- people on the move
Health system wins suit against ex-employee
After a year-long battle, a health system has successfully emerged from litigation that was set in motion by a former employee.
Wyoming-based Metro Health said today Laura Staskiewicz has admitted misconduct and agreed to a $1-million judgment in favor of Metro Health Hospital.
The Kent County Circuit Court approved the judgment against her.
Lawsuit and countersuit
In April 2015, Staskiewicz filed a lawsuit accusing Metro Health and President and CEO Michael Faas of illegal and unethical conduct in connection with the potential sale of Metro Health to Community Health Systems, an out-of-state for-profit company.

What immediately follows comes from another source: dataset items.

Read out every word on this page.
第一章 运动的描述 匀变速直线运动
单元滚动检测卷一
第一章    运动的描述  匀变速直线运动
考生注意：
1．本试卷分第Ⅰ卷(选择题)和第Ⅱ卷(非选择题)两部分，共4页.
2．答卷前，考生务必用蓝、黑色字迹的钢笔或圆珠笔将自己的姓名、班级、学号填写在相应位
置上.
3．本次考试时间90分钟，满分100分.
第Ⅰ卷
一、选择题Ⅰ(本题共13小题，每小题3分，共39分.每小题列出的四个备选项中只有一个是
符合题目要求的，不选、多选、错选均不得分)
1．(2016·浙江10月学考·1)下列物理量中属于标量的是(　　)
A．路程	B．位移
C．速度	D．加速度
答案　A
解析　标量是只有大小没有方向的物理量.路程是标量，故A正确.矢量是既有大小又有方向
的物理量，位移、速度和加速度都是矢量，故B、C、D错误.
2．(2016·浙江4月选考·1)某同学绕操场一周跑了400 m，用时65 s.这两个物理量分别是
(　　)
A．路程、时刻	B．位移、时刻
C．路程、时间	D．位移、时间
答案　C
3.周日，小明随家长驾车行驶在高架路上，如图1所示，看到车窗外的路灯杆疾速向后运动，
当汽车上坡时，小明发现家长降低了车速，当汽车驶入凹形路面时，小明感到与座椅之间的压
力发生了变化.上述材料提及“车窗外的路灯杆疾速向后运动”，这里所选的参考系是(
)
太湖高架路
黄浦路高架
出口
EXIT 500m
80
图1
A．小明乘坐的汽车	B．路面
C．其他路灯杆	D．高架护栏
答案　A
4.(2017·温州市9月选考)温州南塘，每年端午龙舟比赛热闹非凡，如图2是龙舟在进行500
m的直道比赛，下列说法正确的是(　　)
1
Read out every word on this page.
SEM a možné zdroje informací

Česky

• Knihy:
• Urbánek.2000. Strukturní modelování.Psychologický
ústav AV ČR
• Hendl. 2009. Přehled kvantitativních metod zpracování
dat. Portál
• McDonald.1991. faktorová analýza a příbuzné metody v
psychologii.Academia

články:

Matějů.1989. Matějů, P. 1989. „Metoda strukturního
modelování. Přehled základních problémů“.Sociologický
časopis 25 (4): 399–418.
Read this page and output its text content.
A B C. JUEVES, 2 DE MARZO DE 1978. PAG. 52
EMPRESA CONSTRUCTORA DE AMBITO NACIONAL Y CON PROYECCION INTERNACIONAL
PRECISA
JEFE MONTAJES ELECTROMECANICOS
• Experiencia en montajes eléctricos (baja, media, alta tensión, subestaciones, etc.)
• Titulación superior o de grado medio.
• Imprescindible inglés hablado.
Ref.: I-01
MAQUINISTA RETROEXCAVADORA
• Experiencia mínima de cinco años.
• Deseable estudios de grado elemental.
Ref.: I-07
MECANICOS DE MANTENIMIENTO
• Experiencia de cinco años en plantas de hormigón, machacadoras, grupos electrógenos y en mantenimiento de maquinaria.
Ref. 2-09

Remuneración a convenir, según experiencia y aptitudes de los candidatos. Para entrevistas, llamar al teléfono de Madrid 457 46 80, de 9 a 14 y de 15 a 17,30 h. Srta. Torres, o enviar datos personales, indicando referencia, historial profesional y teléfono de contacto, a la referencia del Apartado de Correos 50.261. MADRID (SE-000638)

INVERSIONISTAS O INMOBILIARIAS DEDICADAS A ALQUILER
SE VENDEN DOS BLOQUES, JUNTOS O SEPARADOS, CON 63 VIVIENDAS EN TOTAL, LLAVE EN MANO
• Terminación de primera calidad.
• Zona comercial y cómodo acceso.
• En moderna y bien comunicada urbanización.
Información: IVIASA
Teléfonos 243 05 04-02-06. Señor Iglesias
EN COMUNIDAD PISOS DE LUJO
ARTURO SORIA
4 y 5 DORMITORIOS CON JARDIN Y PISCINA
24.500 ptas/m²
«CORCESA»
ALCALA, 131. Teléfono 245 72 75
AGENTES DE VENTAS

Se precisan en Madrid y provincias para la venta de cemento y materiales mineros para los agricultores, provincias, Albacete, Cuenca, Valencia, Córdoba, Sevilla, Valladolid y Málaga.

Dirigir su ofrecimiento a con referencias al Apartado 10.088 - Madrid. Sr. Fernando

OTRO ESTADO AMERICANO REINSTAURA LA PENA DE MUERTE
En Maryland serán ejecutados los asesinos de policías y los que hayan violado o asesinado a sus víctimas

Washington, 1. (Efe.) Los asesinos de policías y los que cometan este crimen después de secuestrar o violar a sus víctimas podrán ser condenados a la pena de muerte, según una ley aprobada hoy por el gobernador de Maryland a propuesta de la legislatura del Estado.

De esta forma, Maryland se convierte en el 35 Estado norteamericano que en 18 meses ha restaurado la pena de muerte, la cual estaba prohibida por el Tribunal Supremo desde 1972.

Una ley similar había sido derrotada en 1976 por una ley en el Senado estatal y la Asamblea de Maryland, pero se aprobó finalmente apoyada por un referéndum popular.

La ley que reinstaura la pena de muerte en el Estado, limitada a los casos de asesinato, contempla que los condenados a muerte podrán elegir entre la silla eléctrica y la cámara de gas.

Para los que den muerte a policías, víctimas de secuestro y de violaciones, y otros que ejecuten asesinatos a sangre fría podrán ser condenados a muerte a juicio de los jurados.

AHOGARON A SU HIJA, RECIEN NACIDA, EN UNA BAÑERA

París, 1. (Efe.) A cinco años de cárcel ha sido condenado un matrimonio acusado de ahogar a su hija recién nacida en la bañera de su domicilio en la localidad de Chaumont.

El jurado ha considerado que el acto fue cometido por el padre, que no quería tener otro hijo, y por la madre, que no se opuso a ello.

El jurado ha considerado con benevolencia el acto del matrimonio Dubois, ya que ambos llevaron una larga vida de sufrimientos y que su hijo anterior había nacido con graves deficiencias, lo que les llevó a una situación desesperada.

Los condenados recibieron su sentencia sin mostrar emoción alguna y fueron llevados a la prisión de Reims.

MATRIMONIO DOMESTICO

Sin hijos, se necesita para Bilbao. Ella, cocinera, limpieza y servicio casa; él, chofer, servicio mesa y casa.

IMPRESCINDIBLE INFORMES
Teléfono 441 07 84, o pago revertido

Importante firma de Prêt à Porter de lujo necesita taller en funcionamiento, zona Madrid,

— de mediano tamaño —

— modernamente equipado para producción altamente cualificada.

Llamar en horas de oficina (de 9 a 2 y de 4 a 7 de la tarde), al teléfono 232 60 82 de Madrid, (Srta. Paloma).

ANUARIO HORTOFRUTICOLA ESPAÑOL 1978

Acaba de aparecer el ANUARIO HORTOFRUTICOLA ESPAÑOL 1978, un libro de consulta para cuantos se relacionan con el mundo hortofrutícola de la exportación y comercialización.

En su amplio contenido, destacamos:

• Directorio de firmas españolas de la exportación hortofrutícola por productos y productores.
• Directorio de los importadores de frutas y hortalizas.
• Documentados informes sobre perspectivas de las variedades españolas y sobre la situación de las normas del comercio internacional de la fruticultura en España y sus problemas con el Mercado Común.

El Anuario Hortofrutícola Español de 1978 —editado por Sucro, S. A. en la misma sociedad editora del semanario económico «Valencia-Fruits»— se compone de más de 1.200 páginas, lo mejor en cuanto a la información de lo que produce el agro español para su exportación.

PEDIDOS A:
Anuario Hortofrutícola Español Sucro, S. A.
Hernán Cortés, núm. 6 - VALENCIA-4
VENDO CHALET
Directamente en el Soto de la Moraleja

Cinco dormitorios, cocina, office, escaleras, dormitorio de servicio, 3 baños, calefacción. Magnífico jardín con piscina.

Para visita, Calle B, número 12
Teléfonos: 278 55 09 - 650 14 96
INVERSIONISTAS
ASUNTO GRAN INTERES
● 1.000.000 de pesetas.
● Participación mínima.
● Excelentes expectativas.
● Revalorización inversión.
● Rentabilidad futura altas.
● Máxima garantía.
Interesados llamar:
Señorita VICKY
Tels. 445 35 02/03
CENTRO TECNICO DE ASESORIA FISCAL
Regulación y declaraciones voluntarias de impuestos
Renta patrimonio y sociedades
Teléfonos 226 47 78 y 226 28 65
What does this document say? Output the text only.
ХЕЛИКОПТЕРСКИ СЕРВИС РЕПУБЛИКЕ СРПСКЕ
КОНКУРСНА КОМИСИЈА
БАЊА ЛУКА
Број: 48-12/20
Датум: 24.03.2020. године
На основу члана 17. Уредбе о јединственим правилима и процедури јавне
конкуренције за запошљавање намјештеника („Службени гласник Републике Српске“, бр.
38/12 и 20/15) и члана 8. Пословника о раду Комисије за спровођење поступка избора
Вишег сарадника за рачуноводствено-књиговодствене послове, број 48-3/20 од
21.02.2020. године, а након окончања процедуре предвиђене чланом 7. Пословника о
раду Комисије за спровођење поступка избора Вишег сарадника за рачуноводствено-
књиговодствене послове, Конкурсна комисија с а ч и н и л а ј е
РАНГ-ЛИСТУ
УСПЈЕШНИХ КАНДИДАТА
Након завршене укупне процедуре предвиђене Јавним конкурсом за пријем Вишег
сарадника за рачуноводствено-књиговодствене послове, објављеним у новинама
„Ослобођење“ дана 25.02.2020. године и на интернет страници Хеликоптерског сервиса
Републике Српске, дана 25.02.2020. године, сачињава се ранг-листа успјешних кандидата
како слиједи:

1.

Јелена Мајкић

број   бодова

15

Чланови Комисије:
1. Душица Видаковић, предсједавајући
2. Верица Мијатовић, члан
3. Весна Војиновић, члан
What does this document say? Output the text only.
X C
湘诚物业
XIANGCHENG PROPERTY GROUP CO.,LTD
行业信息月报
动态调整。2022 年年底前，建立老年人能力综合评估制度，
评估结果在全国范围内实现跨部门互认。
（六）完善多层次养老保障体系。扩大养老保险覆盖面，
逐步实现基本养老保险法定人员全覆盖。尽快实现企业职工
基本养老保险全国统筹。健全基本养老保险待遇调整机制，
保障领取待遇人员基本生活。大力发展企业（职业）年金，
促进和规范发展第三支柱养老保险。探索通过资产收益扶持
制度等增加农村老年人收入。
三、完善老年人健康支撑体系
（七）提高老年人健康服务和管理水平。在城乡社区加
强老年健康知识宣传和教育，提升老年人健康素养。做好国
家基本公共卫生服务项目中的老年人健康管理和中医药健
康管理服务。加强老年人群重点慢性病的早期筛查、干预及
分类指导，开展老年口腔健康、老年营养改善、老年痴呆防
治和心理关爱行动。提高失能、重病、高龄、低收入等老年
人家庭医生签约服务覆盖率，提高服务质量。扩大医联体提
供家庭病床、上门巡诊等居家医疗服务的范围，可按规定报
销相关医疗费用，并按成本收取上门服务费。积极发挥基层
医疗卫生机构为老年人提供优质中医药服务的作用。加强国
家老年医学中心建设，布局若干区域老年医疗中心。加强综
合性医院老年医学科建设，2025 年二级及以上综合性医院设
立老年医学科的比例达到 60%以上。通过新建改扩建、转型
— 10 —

Metro Health said it “defended itself and Faas aggressively,” and Staskiewicz eventually “gave up and voluntarily dismissed” all of her allegations against the organization and Faas.
Metro Health said it did not pay any money to Staskiewicz to give up her claims.
Afterward, Metro Health countersued Staskiewicz for damages caused by her release of “confidential and misleading information” about the organization.
Faas said while the ordeal was painful to go through, he's glad he and the hospital had their day in court and prevailed.
“A lot of time, a lot of effort and, unfortunately, a lot of money was spent to defend ourselves, but I really appreciate the board, medical staff and leadership team not letting someone who makes these frivolous claims and tries to go public and embarrass us get away with it,” he said.
Faas acknowledged that oftentimes, organizations will settle claims like this in an effort to save themselves time and money, but he believes it’s important to stand up to false claims.
“You want to make sure that people understand this is not okay, and we aren’t going to let people do this randomly, and I think more corporations need to take this perspective,” he said. “If you decide you are going to do this, you are going to pay the price for it. You can’t just make things up and attack individuals and organizations just because you don’t agree with something.”
He also said Staskiewicz’s very public approach in her initial lawsuit required an equally public defense.
“The best way to do this is to defend it and then at the end, come out publicly when you are victorious,” he said.
Faas said he's glad to move forward and that he and the hospital can now resume their full attention on the future.
Metro Health said the Staskiewicz judgment is the second seven-figure judgment awarded to Metro Health against former employees in the last several years.
Both million-dollar judgments awarded Metro Health damages incurred in defending itself from false claims.